Overall, DAX continues to balance above its medium-term upside support line taken from the low of August 15th. But lately, the German index started struggling with forming a new higher high, as it is still trading below the key area of resistance, at 13315, marked near the highs of November 7th, 12th and 26th. Given all the information above, we will take a neutral stand for now and wait for a clear break through one of the highlighted areas on the chart, before examining a further short-term directional move.
If DAX manages to break above the previously-discussed 13315 barrier and then easily overcomes the 13375 hurdle, which is the high of November 19th, this could attract more buyers into the game. After that, the German index could travel a bit higher, where the next important pit-stop might be near the 13600 level, marked by the highest point of January of 2018.
Our oscillators, the RSI and the MACD, are also in support of the idea to stand pat, at least for now. Although the RSI is above 50, it is currently running flat. The MACD is also pointing nowhere. The indicator remains above zero, but below its trigger line.

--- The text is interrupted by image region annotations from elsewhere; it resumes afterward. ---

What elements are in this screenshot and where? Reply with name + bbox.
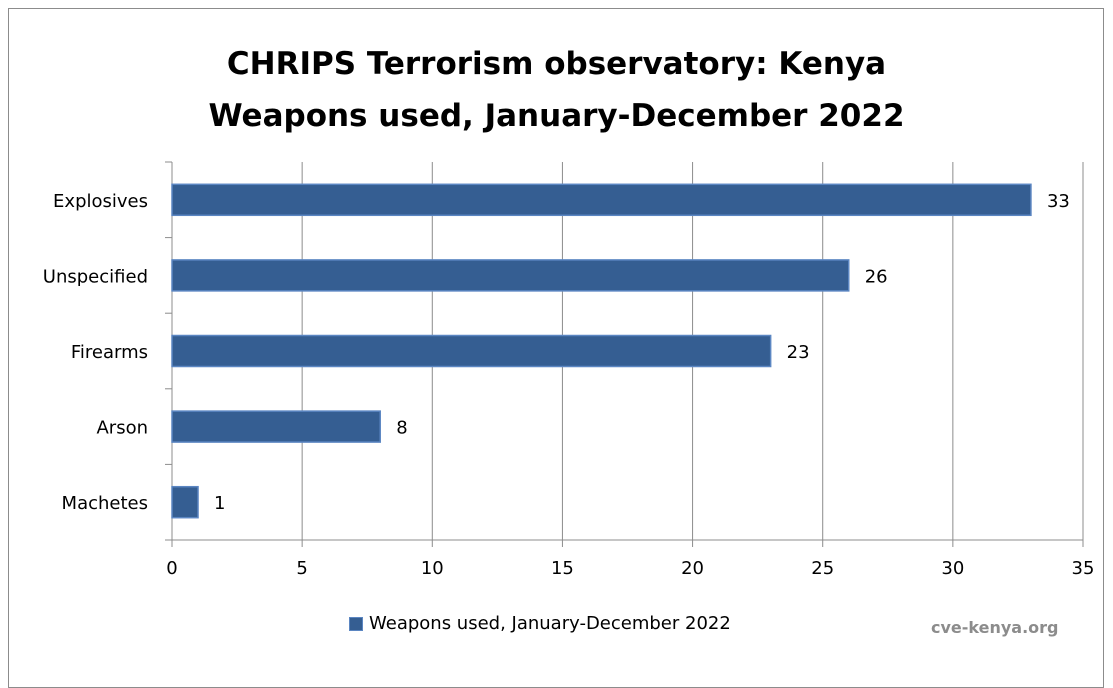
chart-title-line-2: Weapons used, January-December 2022 — [208, 98, 905, 134]
x-tick-label: 5 — [296, 558, 307, 579]
labels: 0 5 10 15 20 25 30 35 Explosives 33 Unspecified 26 F… — [43, 191, 1095, 579]
category-label: Arson — [96, 418, 148, 439]
bar — [171, 410, 381, 443]
chart-title: CHRIPS Terrorism observatory: Kenya Weap… — [0, 38, 1113, 142]
bars — [171, 183, 1032, 519]
data-label: 33 — [1047, 191, 1070, 212]
x-tick-label: 35 — [1072, 558, 1095, 579]
legend-swatch — [349, 616, 363, 631]
bar-chart: 0 5 10 15 20 25 30 35 Explosives 33 Unspecified 26 F… — [43, 161, 1095, 579]
x-tick-label: 15 — [551, 558, 574, 579]
source-label: cve-kenya.org — [931, 618, 1059, 637]
chart-title-line-1: CHRIPS Terrorism observatory: Kenya — [226, 46, 887, 82]
x-tick-label: 20 — [681, 558, 704, 579]
legend: Weapons used, January-December 2022 — [349, 613, 731, 634]
x-tick-label: 30 — [941, 558, 964, 579]
bar — [171, 259, 850, 292]
category-label: Machetes — [62, 493, 148, 514]
x-tick-label: 25 — [811, 558, 834, 579]
x-tick-label: 0 — [166, 558, 177, 579]
x-tick-label: 10 — [421, 558, 444, 579]
bar — [171, 485, 199, 519]
data-label: 26 — [865, 266, 888, 287]
bar — [171, 334, 772, 368]
data-label: 23 — [787, 342, 810, 363]
bar — [171, 183, 1032, 217]
category-label: Explosives — [53, 191, 148, 212]
data-label: 1 — [214, 493, 225, 514]
legend-label: Weapons used, January-December 2022 — [369, 613, 731, 634]
data-label: 8 — [396, 418, 407, 439]
category-label: Firearms — [71, 342, 148, 363]
category-label: Unspecified — [43, 266, 148, 287]
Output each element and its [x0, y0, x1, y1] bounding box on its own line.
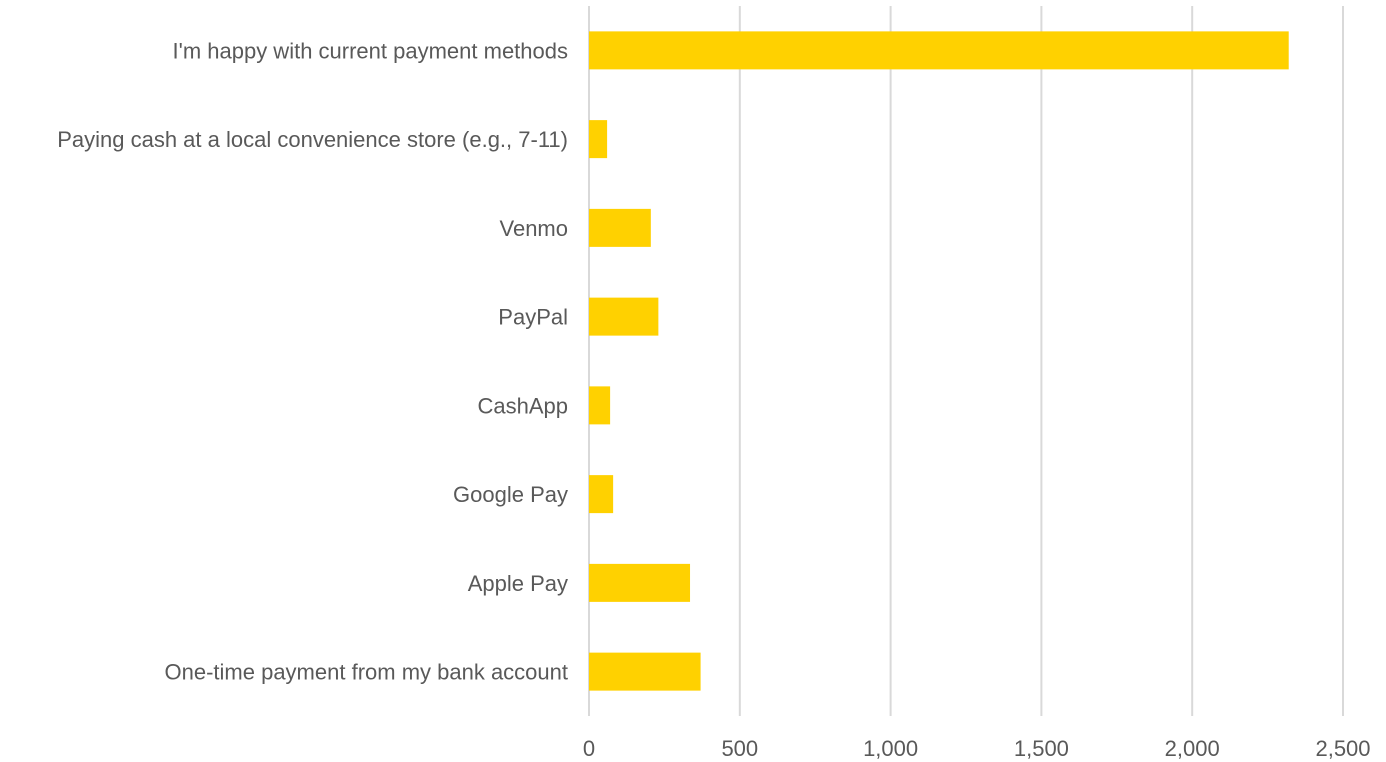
bar	[589, 297, 659, 336]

On the downside, if by any chance the price slides below its key support zone between the 12987 and 13039 levels, which are marked by the high of October 28th and the low of November 21st respectively, this could temporarily worry the bulls. Such a move could increase DAX’s chances of drifting a bit lower, initially aiming for the 12793 obstacle, a break of which may clear the path to a test of the aforementioned upside line.